Found a solution using .fillna
As you can guess, my title is already confusing, and so am I! I have a dataframe like this
Index Values
0 NaN
1 NaN
...................
230 350.21
231 350.71
...................
1605 922.24
Between 230 and 1605 I have values, but not for the first 229 entries. So I calculated the slope to approximate the missing data and stored it in 'slope'.
Y1 = df['Values'].min()
X1ID = df['Values'].idxmin()
Y2 = df['Values'].max()
X2ID = df['Values'].idxmax()
slope = (Y2 - Y1)/(X2ID - X1ID)
In essence I want to get the .min from Values, subtract the slope and insert the new value in the index before the previous .min. However, I am completely lost, I tried something like this:
df['Values2'] = df['Values'].min().apply(lambda x: x.min() - slope)

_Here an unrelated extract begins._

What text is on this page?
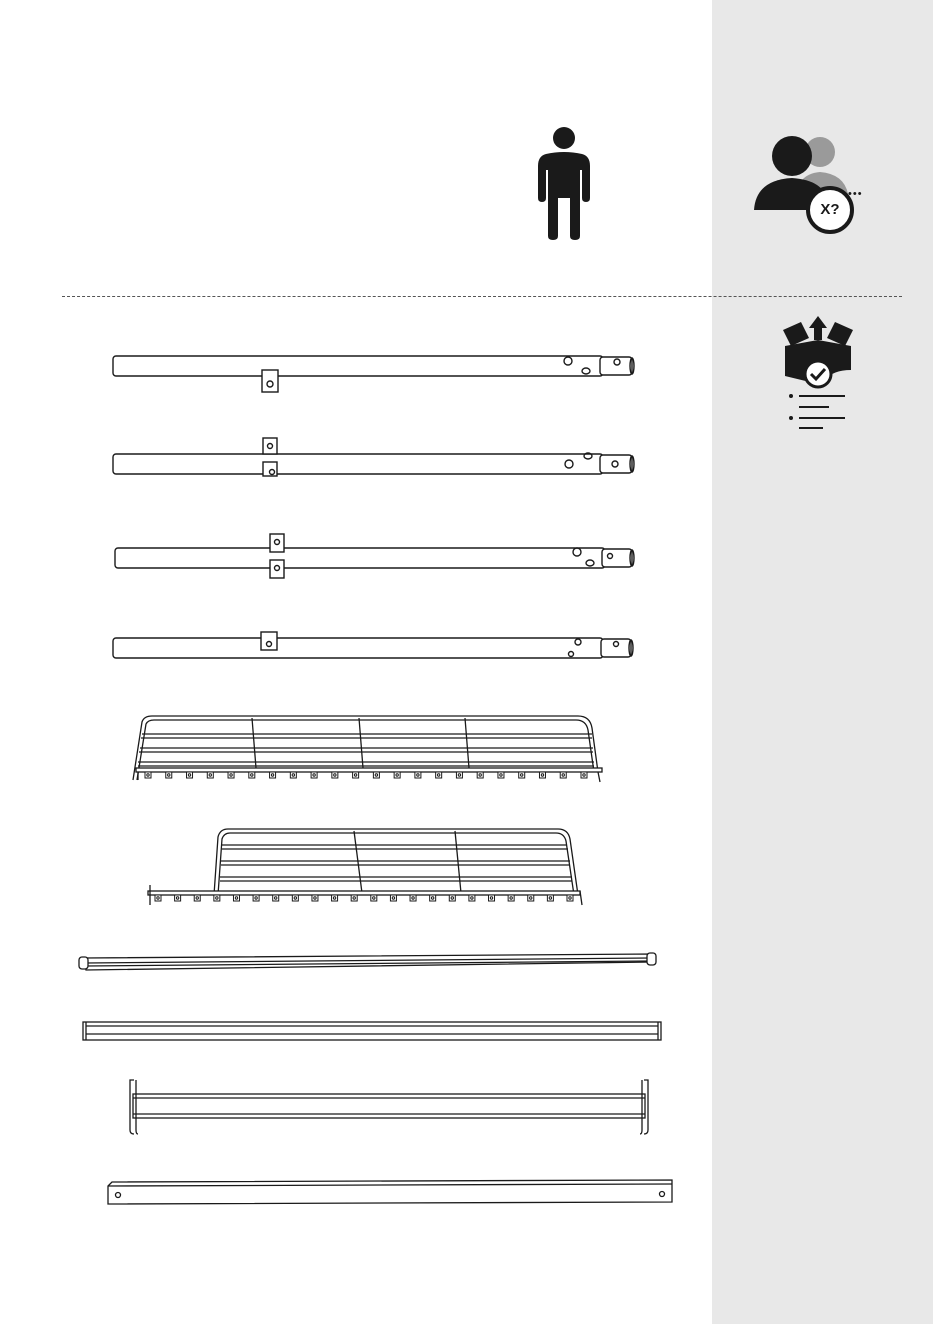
X?
•••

But that is obviously rubbish. I would greatly appreciate some advise
EDIT
So after trying multiple ways I found a crude solution that at least works for me.
loopcounter = 0
missingValue = []
missingindex = []
missingindex.append(loopcounter)
missingValue.append(Y1)
for minValue in missingValue:
minValue = minValue-slopeave
missingValue.append(minwavelength)
loopcounter +=1
missingindex.append(loopcounter)
if loopcounter == 230:
break
del missingValue[0]
missingValue.reverse()
del missingindex[-1]
First I created two lists, one is for the missing values and the other for the index. Afterwards I added my minimum Value (Y1) to the list and started my loop. I wanted the loop to stop after 230 times (the amount of missing Values) Each loop would subtract the slope from the items in the list, starting with the minimum value while also adding the counter to the missingindex list.

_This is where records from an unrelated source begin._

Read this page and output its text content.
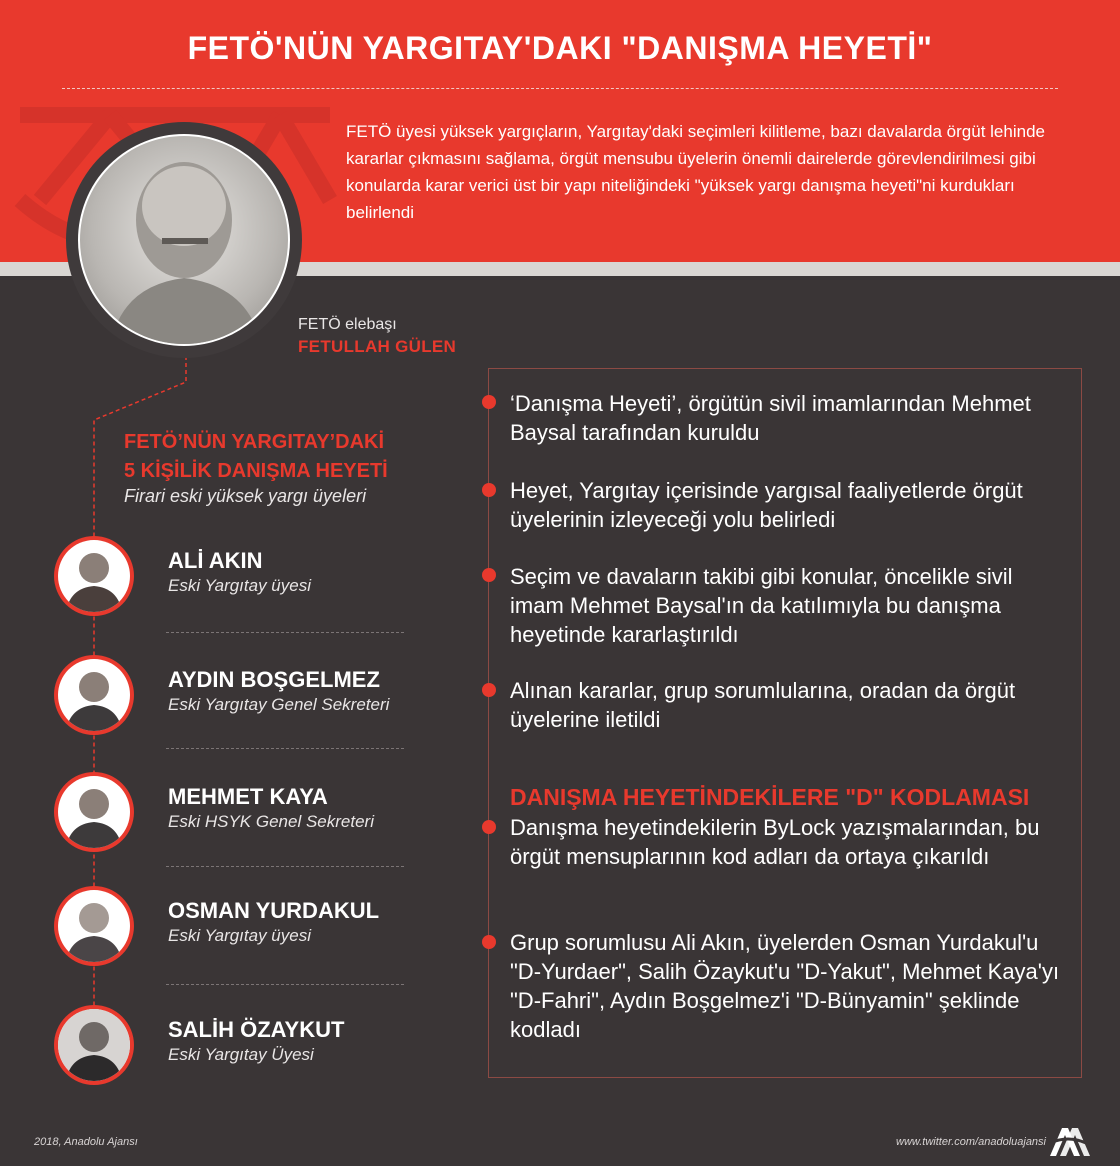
FETÖ'NÜN YARGITAY'DAKI "DANIŞMA HEYETİ"

FETÖ üyesi yüksek yargıçların, Yargıtay'daki seçimleri kilitleme, bazı davalarda örgüt lehinde kararlar çıkmasını sağlama, örgüt mensubu üyelerin önemli dairelerde görevlendirilmesi gibi konularda karar verici üst bir yapı niteliğindeki "yüksek yargı danışma heyeti"ni kurdukları belirlendi

FETÖ elebaşı
FETULLAH GÜLEN
FETÖ’NÜN YARGITAY’DAKİ
5 KİŞİLİK DANIŞMA HEYETİ
Firari eski yüksek yargı üyeleri
ALİ AKIN
Eski Yargıtay üyesi
AYDIN BOŞGELMEZ
Eski Yargıtay Genel Sekreteri
MEHMET KAYA
Eski HSYK Genel Sekreteri
OSMAN YURDAKUL
Eski Yargıtay üyesi
SALİH ÖZAYKUT
Eski Yargıtay Üyesi
‘Danışma Heyeti’, örgütün sivil imamlarından Mehmet Baysal tarafından kuruldu
Heyet, Yargıtay içerisinde yargısal faaliyetlerde örgüt üyelerinin izleyeceği yolu belirledi
Seçim ve davaların takibi gibi konular, öncelikle sivil imam Mehmet Baysal'ın da katılımıyla bu danışma heyetinde kararlaştırıldı
Alınan kararlar, grup sorumlularına, oradan da örgüt üyelerine iletildi
DANIŞMA HEYETİNDEKİLERE "D" KODLAMASI
Danışma heyetindekilerin ByLock yazışmalarından, bu örgüt mensuplarının kod adları da ortaya çıkarıldı
Grup sorumlusu Ali Akın, üyelerden Osman Yurdakul'u "D-Yurdaer", Salih Özaykut'u "D-Yakut", Mehmet Kaya'yı "D-Fahri", Aydın Boşgelmez'i "D-Bünyamin" şeklinde kodladı
2018, Anadolu Ajansı	www.twitter.com/anadoluajansi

Deleting the first value and reversing the order transformed the list into the correct order.
missValue = dict(zip(missingindex,missingValue))
I then combined the two lists into a dictionary
df['Values'] = df['Values'].fillna(missValue)
Afterwards I used the .fillna function to fill up my dataframe with the dictionary.
This worked for me, I know its probably not the most elegant solution...
I would like to thank everyone that invested their time in trying to help me, thanks a lot.